Texto de José Manuel Alho
Abel foi sempre de poucas falas. Mais reivindicativo do que propenso a lamentações casuísticas, subiu na vida a pulso. Tem casa numa zona residencial privilegiada, um carro que ajuda a consubstanciar uma imagem de sucesso profissional justamente reconhecido e uma família que se estende a uma mulher há algum tempo doente e entregue às as responsabilidades de manter um lar com um rapagão já adolescente. Apesar do bem estar material ser iniludível, o que acumulou saiu-lhe do corpo.
A brutal mecânica da vida, pouco sensível à especificidade da individualidade humana, projectou-o contra uma rotina avassaladora. Foi sempre cristão cioso das suas práticas, fervoroso animador de eventos comunitários mas os exigentes afazeres laborais levaram-lhe quase tudo.

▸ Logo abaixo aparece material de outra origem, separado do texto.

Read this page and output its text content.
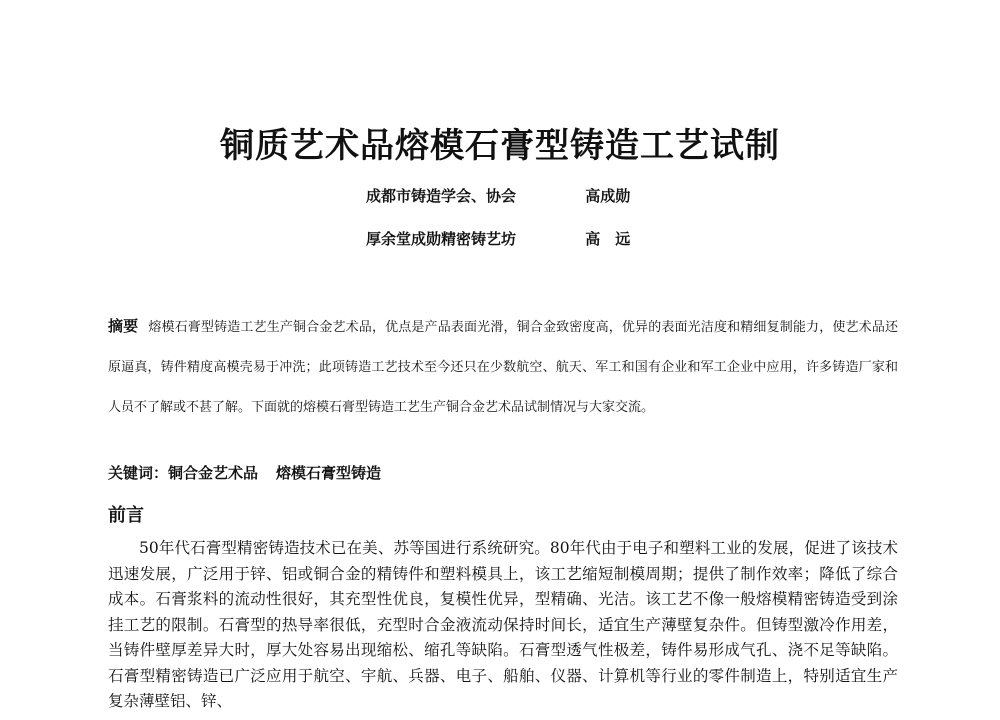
铜质艺术品熔模石膏型铸造工艺试制
成都市铸造学会、协会	高成勋
厚余堂成勋精密铸艺坊	高　远
摘要 熔模石膏型铸造工艺生产铜合金艺术品，优点是产品表面光滑，铜合金致密度高，优异的表面光洁度和精细复制能力，使艺术品还原逼真，铸件精度高模壳易于冲洗；此项铸造工艺技术至今还只在少数航空、航天、军工和国有企业和军工企业中应用，许多铸造厂家和人员不了解或不甚了解。下面就的熔模石膏型铸造工艺生产铜合金艺术品试制情况与大家交流。
关键词：铜合金艺术品 熔模石膏型铸造
前言
50年代石膏型精密铸造技术已在美、苏等国进行系统研究。80年代由于电子和塑料工业的发展，促进了该技术迅速发展，广泛用于锌、铝或铜合金的精铸件和塑料模具上，该工艺缩短制模周期；提供了制作效率；降低了综合成本。石膏浆料的流动性很好，其充型性优良，复模性优异，型精确、光洁。该工艺不像一般熔模精密铸造受到涂挂工艺的限制。石膏型的热导率很低，充型时合金液流动保持时间长，适宜生产薄壁复杂件。但铸型激冷作用差，当铸件壁厚差异大时，厚大处容易出现缩松、缩孔等缺陷。石膏型透气性极差，铸件易形成气孔、浇不足等缺陷。石膏型精密铸造已广泛应用于航空、宇航、兵器、电子、船舶、仪器、计算机等行业的零件制造上，特别适宜生产复杂薄壁铝、锌、
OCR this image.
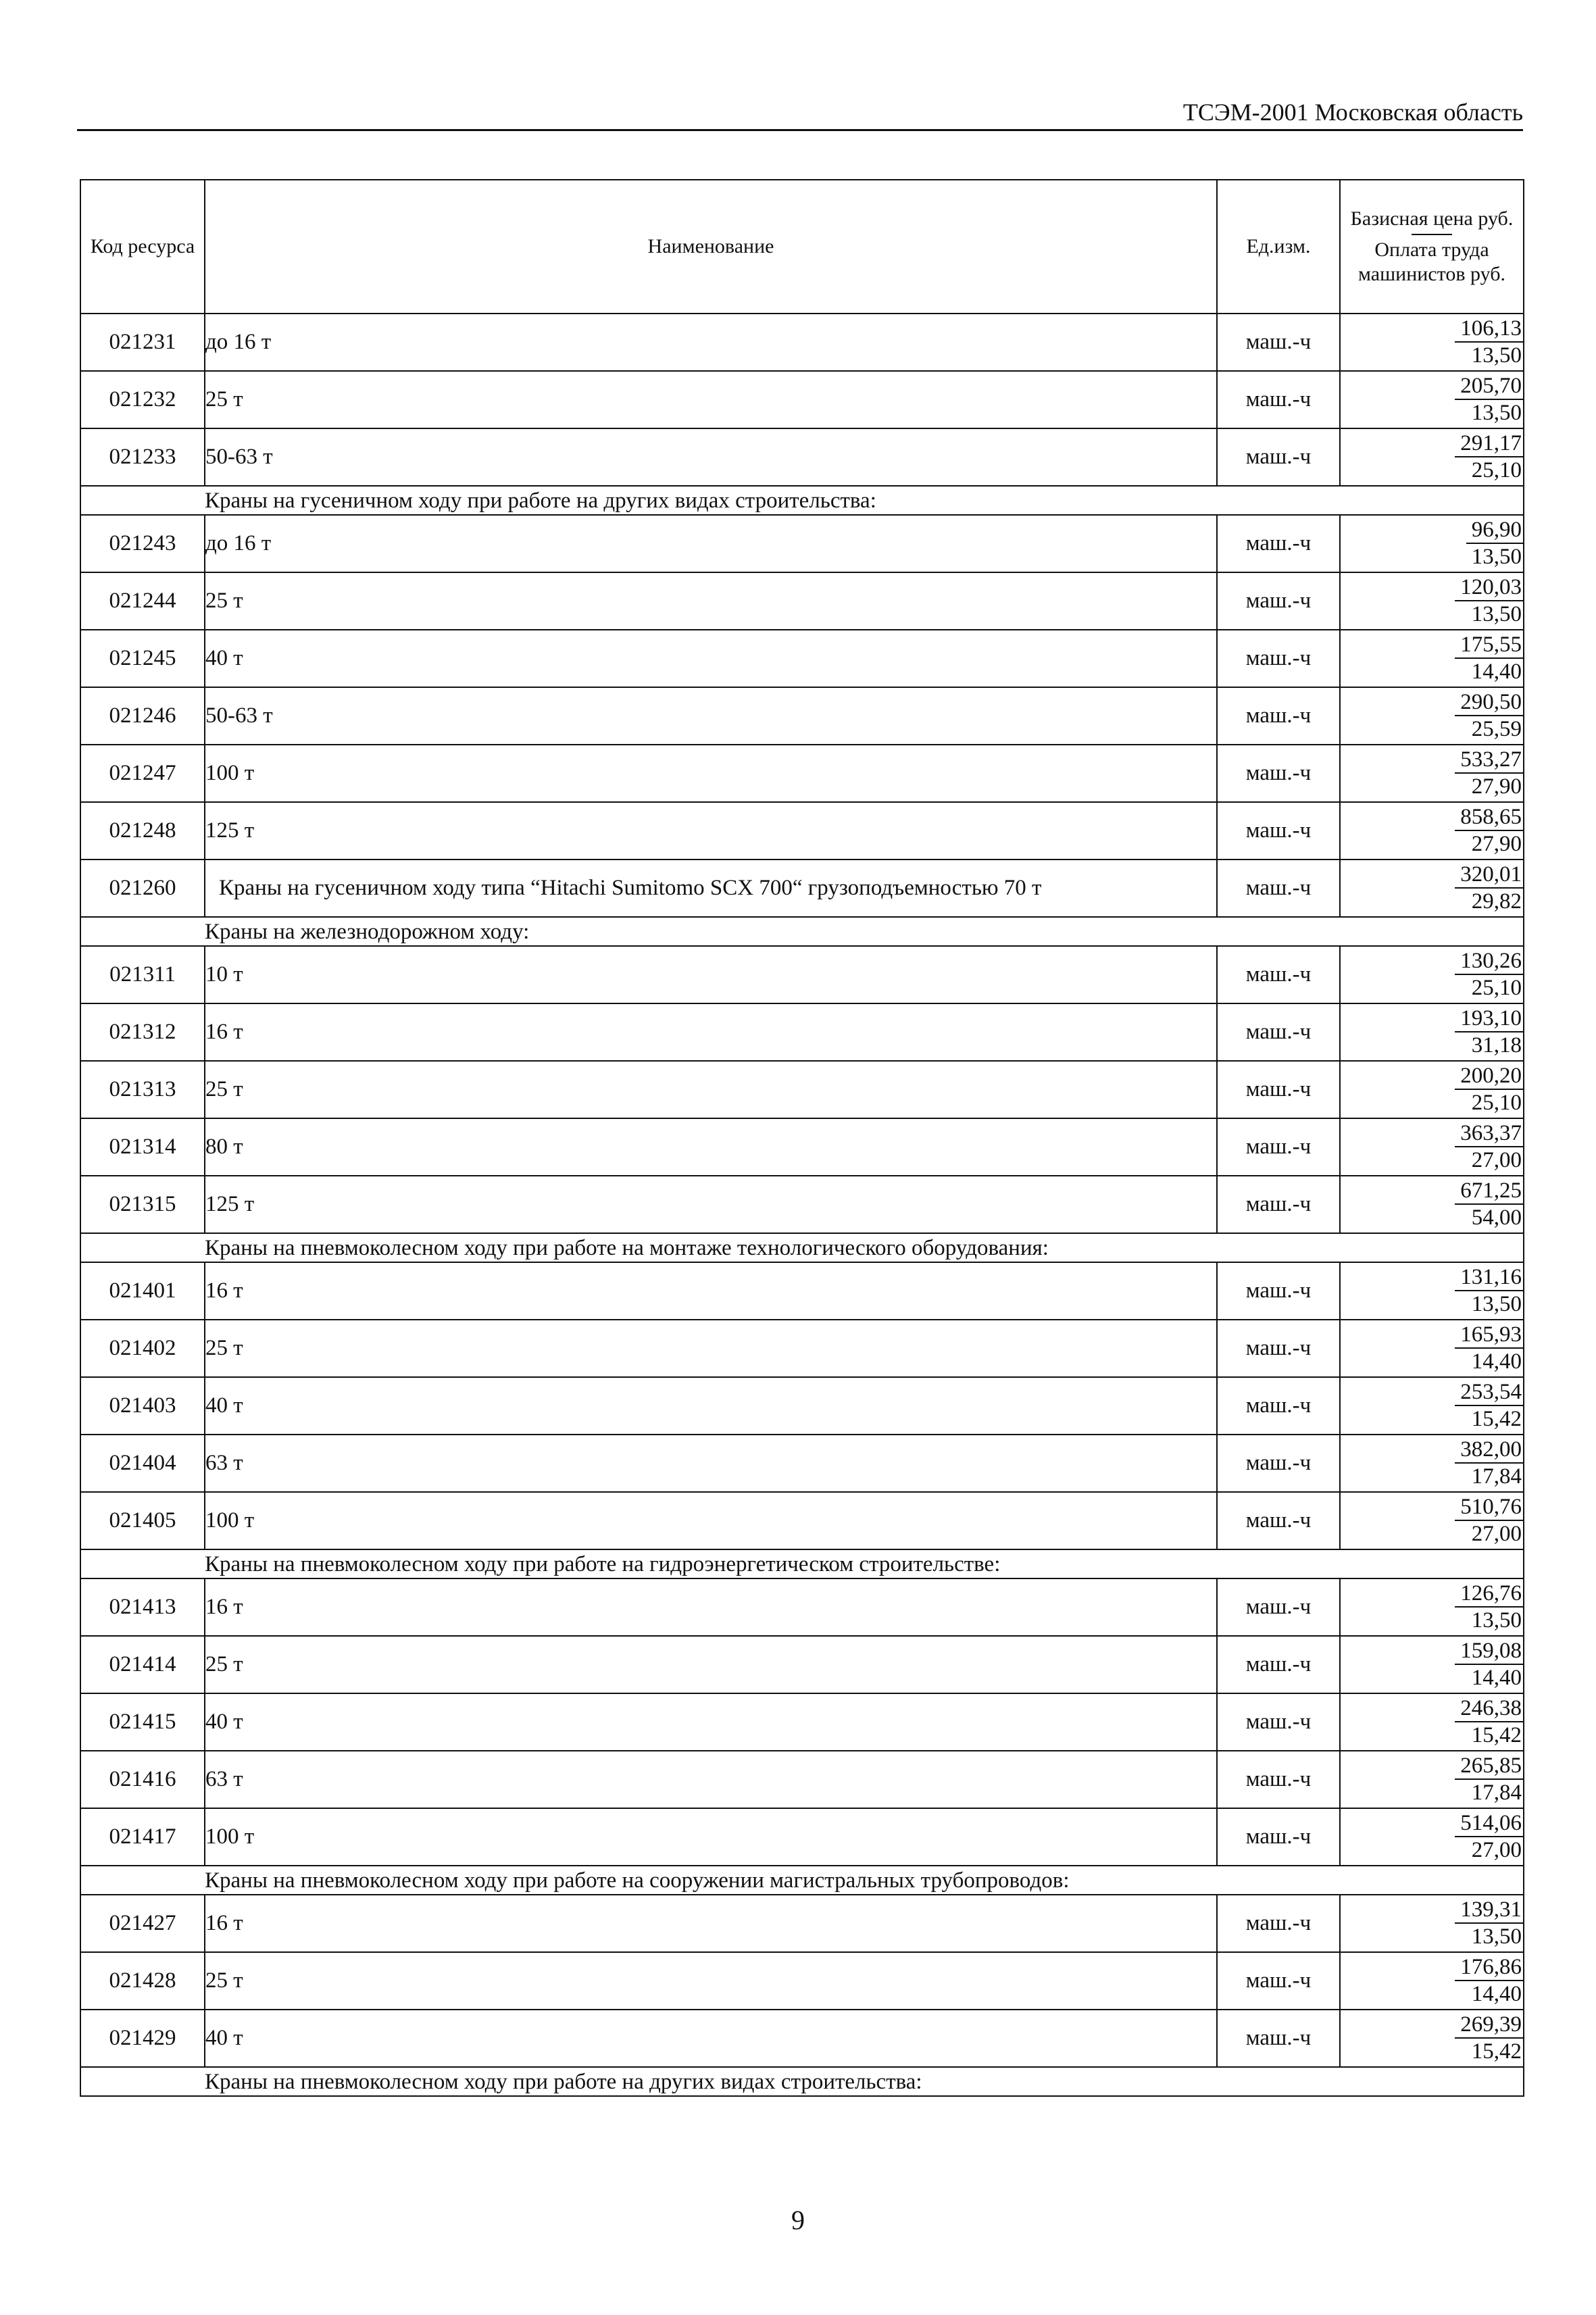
ТСЭМ-2001 Московская область
Код ресурса	Наименование	Ед.изм.	Базисная цена руб.
Оплата труда машинистов руб.
021231	до 16 т	маш.-ч	$\frac{106,13}{13,50}$

021232	25 т	маш.-ч	$\frac{205,70}{13,50}$

021233	50-63 т	маш.-ч	$\frac{291,17}{25,10}$

	Краны на гусеничном ходу при работе на других видах строительства:		
021243	до 16 т	маш.-ч	$\frac{96,90}{13,50}$

021244	25 т	маш.-ч	$\frac{120,03}{13,50}$

021245	40 т	маш.-ч	$\frac{175,55}{14,40}$

021246	50-63 т	маш.-ч	$\frac{290,50}{25,59}$

021247	100 т	маш.-ч	$\frac{533,27}{27,90}$

021248	125 т	маш.-ч	$\frac{858,65}{27,90}$

021260	Краны на гусеничном ходу типа “Hitachi Sumitomo SCX 700“ грузоподъемностью 70 т	маш.-ч	$\frac{320,01}{29,82}$

	Краны на железнодорожном ходу:		
021311	10 т	маш.-ч	$\frac{130,26}{25,10}$

021312	16 т	маш.-ч	$\frac{193,10}{31,18}$

021313	25 т	маш.-ч	$\frac{200,20}{25,10}$

021314	80 т	маш.-ч	$\frac{363,37}{27,00}$

021315	125 т	маш.-ч	$\frac{671,25}{54,00}$

	Краны на пневмоколесном ходу при работе на монтаже технологического оборудования:		
021401	16 т	маш.-ч	$\frac{131,16}{13,50}$

021402	25 т	маш.-ч	$\frac{165,93}{14,40}$

021403	40 т	маш.-ч	$\frac{253,54}{15,42}$

021404	63 т	маш.-ч	$\frac{382,00}{17,84}$

021405	100 т	маш.-ч	$\frac{510,76}{27,00}$

	Краны на пневмоколесном ходу при работе на гидроэнергетическом строительстве:		
021413	16 т	маш.-ч	$\frac{126,76}{13,50}$

021414	25 т	маш.-ч	$\frac{159,08}{14,40}$

021415	40 т	маш.-ч	$\frac{246,38}{15,42}$

021416	63 т	маш.-ч	$\frac{265,85}{17,84}$

021417	100 т	маш.-ч	$\frac{514,06}{27,00}$

	Краны на пневмоколесном ходу при работе на сооружении магистральных трубопроводов:		
021427	16 т	маш.-ч	$\frac{139,31}{13,50}$

021428	25 т	маш.-ч	$\frac{176,86}{14,40}$

021429	40 т	маш.-ч	$\frac{269,39}{15,42}$

	Краны на пневмоколесном ходу при работе на других видах строительства:		
9
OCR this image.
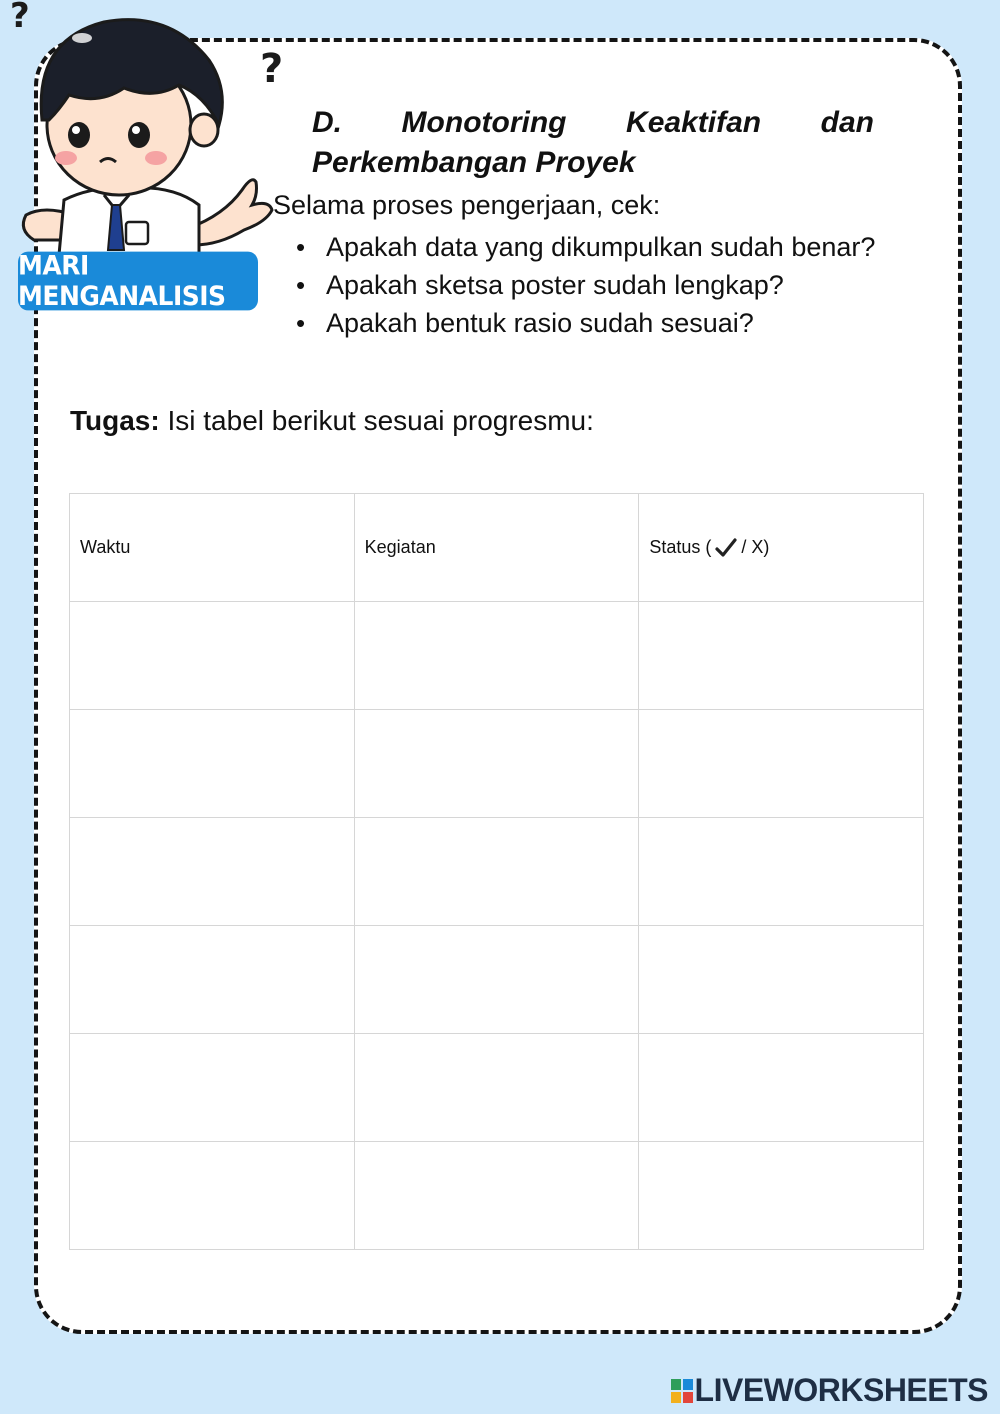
?
?
MARI MENGANALISIS
D. Monotoring Keaktifan dan
Perkembangan Proyek
Selama proses pengerjaan, cek:
• Apakah data yang dikumpulkan sudah benar?
• Apakah sketsa poster sudah lengkap?
• Apakah bentuk rasio sudah sesuai?
Tugas: Isi tabel berikut sesuai progresmu:
Waktu	Kegiatan	Status ( / X)

LIVEWORKSHEETS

Hoje, em face até dos ataques de quem tem sido alvo pelos êxitos somados, sente-se entediado com a vida, estando em vias de se sentir desprovido de FÉ. Não sabe o que são férias a sério desde há oito anos e pressente-se estar à beira de um esgotamento nervoso. Na empresa, com a recém chegada (nova) chefia, tem enfrentado imprevistos confrontos que, sem excepção, culminam em radicalismos hierárquicos que o têm humilhado. Está com o orgulho ferido.
Enfim, tudo lhe parece encoberto por uma escuridão que entenebrece os horizontes da alma, uma derrota previsivelmente irremediável. Há uns dias, a pretexto de uma falha de sinal da televisão por cabo, desabafou para o quem quis ouvir “estou farto desta vida!”.
Acorda e adormece com a solução do suicídio no pensamento.
Presume que com a extinção do corpo cessarão os problemas, um género de porta de salvação que lhe poderá até garantir uma aura de heroísmo perante os que o conhecem.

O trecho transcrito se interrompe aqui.